Squelettes et passe-murailles

Publié le 28 janvier 2011 par Fuzzyraptor

Le 9 décembre dernier, je traversais le Pont des Arts en évitant les plaques de glace et me dirigeais vers l’Académie des sciences. Au programme : la présentation d’un numéro spécial « Palévol » des compte-rendus de l’Académie (1) sur l’utilisation de la 3D en paléontologie et paléoanthropologie. L’institution avait fait les choses en grand : invitation de plusieurs journalistes, goûter, et surtout présence des académiciens Jean Dercourt et Philippe Taquet (également paléontologue et auteur), du dessinateur scientifiqueDidier Geffard-Kuriyama, du paléontologue Gaël Clément et du paléoanthropologue Antoine Balzeau. Tous ont présenté leurs activités ou les avancées de la 3D dans leurs disciplines. Rien de révolutionnaire donc, mais un état des lieux très intéressant.


Pour constituer cet imposant ouvrage (216 pages), D. Geffard-Kuriyama et G. Clément ont fédéré 20 contributions scientifiques indépendantes de 85 auteurs de 13 nationalités, dont la plupart sont âgés entre 30-40 ans. Le résultat est une revue pluridisciplinaire (paléontologie, paléoanthropologie, archéologie, biologie), qui évoque de nombreux objets d’étude du micron au mètre (plantes, invertébrés, vertébrés, homme…), depuis – 400 millions d’années jusqu’à aujourd’hui.

Les nouveaux passe-murailles

Philippe Taquet y signe un article de synthèse intitulé « L’imagerie 3D appliquée à la paléontologie et la paléoanthropologie : les nouveaux passe-murailles », en hommage à la nouvelle de Marcel Aymé (1943). Il y fait un détour historique du côté de l’anatomie comparée et de Cuvier, qui préparait le « squelette de nombreux poissons en désarticulant les os du crâne » afin d’en comprendre l’agencement. Une technique que les paléontologues ne peuvent pas imiter, eux dont les organismes étudiés sont enchâssés dans des gangues de pierre et donc souvent inaccessibles à la vue (notamment les parties internes).

Il se souvient, avec Jean Decourt, du professeur Jean-Pierre Lehman (MNHN), qui a introduit en France une nouvelle technique. Il découpait avec une scie diamantée de minces pellicules de fossiles de poissons pour les photographier et reconstituer un modèle en cire. Nouvelle technique précise, certes, mais terriblement longue (un à deux ans pour la reconstitution) et surtout destructrice, tout comme l’usage d’acides pour dissoudre la roche autour des fossiles.

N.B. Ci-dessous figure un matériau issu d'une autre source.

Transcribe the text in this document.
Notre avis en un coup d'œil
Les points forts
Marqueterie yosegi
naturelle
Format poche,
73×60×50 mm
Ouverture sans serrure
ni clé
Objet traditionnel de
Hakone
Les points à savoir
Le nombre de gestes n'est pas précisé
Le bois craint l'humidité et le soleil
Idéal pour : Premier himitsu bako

L’apparition des rayons X en 1895 (néanmoins peu précis), puis leur couplage avec l’ordinateur (« computed tomography ») à partir des années 1970 ont «  permis une véritable révolution dans l’examen du vivant. L’ordinateur est capable de restituer l’ensemble d’un organisme qui a été balayé plan après plan par les faisceaux de rayon X et d’en proposer une image virtuelle en trois dimensions ». La fin de son article est une liste des structures rendues visibles (tracé des nerfs et des vaisseaux, forme de la cavité cérébrale, contours et limites de chaque os…) et de techniques (tomographie à haute résolution, rayonnement X synchrotron en contraste de phase, numérisation surfacique).

Du citron au dinosaure

D’après Gaël Clément, « quand le public voit un fossile, il pense que c’est un « fantôme » grossier de l’animal. Pourtant, un fossile n’est pas un moulage, car chaque élément de l’animal est conservé, par exemple la dentine ou les os très fins de l’endocrâne ». Et le chercheur de donner plusieurs exemples développés dans l’ouvrage. Les coupes virtuelles d’un citron carbonisé de 2700 ans ont permis de déterminer les voix de commerce du citron autour de la méditerranée dans l’Antiquité. Des fossiles de chimères de 340 millions d’années complètement écrasés ont pu être dégagés virtuellement, redressés et moulés en 3D grâce à une imprimante spéciale. La visualisation d’un placoderme de 400 millions d’années a permis de mettre en évidence des structures fossiles cachées et impossible à préparer au microscope, comme un fin réseau neurovasculaire.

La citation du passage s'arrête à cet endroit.